11) Expand opportunities for collaboration with the extramural community

NINDS intramural investigators should be encouraged to seek out appropriate collaborations with the extramural community as well as intramural investigators within and outside the NINDS. Also, NINDS should take the lead in synergizing the intramural and extramural neuroscience community in areas of particular strength.

12) Vary lab group size to reflect needs of different domains

Larger groups of 12 to 15 might be more effective for some approaches to molecular, cellular and genetic studies related to neurological diseases, as such labs may require a broad range of expertise. In addition, we suggest select consideration of larger group sizes for young investigators as they ramp up their research programs.

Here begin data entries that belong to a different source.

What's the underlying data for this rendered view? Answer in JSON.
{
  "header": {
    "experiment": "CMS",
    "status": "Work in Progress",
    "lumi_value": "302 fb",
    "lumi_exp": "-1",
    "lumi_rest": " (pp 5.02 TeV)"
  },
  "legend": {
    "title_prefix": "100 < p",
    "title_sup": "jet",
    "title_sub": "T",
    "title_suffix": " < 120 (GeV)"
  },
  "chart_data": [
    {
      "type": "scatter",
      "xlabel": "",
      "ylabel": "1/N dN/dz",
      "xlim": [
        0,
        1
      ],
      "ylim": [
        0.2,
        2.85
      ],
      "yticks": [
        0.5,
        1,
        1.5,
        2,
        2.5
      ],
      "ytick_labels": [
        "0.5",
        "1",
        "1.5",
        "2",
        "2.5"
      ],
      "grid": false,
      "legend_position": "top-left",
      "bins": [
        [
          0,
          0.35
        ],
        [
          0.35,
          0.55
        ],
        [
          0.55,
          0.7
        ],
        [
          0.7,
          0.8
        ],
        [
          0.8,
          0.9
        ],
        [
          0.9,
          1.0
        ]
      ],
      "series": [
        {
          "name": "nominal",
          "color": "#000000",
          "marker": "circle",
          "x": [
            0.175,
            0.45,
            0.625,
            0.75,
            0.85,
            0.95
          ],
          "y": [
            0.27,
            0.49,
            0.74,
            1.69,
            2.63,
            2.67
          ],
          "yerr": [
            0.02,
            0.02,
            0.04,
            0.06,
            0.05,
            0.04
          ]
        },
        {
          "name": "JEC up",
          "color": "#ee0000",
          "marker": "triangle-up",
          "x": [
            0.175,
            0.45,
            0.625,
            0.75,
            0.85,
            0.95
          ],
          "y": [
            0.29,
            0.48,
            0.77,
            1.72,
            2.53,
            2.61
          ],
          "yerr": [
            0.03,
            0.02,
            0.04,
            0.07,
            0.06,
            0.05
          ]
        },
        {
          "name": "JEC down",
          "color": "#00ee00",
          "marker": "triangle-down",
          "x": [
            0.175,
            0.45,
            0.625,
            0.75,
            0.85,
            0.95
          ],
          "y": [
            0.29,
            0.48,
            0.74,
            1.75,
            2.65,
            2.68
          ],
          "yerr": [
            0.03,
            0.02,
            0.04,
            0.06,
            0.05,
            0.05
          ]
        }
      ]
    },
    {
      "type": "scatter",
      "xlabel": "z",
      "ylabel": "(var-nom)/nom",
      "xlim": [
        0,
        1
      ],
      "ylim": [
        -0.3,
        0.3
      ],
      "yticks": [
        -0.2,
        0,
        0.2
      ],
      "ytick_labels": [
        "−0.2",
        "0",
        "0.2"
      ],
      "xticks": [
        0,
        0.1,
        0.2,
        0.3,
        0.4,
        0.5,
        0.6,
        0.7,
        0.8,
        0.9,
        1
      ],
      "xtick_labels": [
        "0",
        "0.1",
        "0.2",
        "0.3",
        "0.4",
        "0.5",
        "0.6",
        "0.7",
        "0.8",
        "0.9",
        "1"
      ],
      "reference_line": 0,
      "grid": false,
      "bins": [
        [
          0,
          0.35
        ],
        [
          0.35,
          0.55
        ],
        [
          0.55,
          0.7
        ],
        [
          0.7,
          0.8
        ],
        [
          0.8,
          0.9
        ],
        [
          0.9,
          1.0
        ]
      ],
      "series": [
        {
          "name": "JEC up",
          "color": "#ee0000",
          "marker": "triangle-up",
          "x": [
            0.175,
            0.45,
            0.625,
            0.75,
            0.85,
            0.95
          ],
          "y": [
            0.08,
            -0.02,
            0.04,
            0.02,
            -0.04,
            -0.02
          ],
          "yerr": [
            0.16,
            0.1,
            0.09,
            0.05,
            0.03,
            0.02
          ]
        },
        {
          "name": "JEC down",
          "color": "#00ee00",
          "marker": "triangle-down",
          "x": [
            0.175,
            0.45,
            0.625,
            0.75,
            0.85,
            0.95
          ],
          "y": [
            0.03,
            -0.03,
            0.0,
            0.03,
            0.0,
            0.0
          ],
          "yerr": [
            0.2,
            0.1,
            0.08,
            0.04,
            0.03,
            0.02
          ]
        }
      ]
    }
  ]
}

13) Better Utilize the Porter Neuroscience Building

Use of inter-Institute shared funding for additional recruits to fill Porter Neuroscience Research Center should be encouraged.

14) Consolidate efforts in neuroscience across the NIH

Create formal mechanisms for establishing NIH-wide priorities in nervous system research among the twelve Institutes that sponsor research relevant to diseases of the brain.

15) Science Synergy

A continued vision toward synergistic science, particularly in the era where multidisciplinary science is increasingly important, will be an important future direction. We believe that many of the suggested recommendations, particularly these last two, will require a significant increase in NINDS funding, which would be an appropriate recognition of the leadership NINDS has brought to the IRP community and to medical neuroscience more broadly.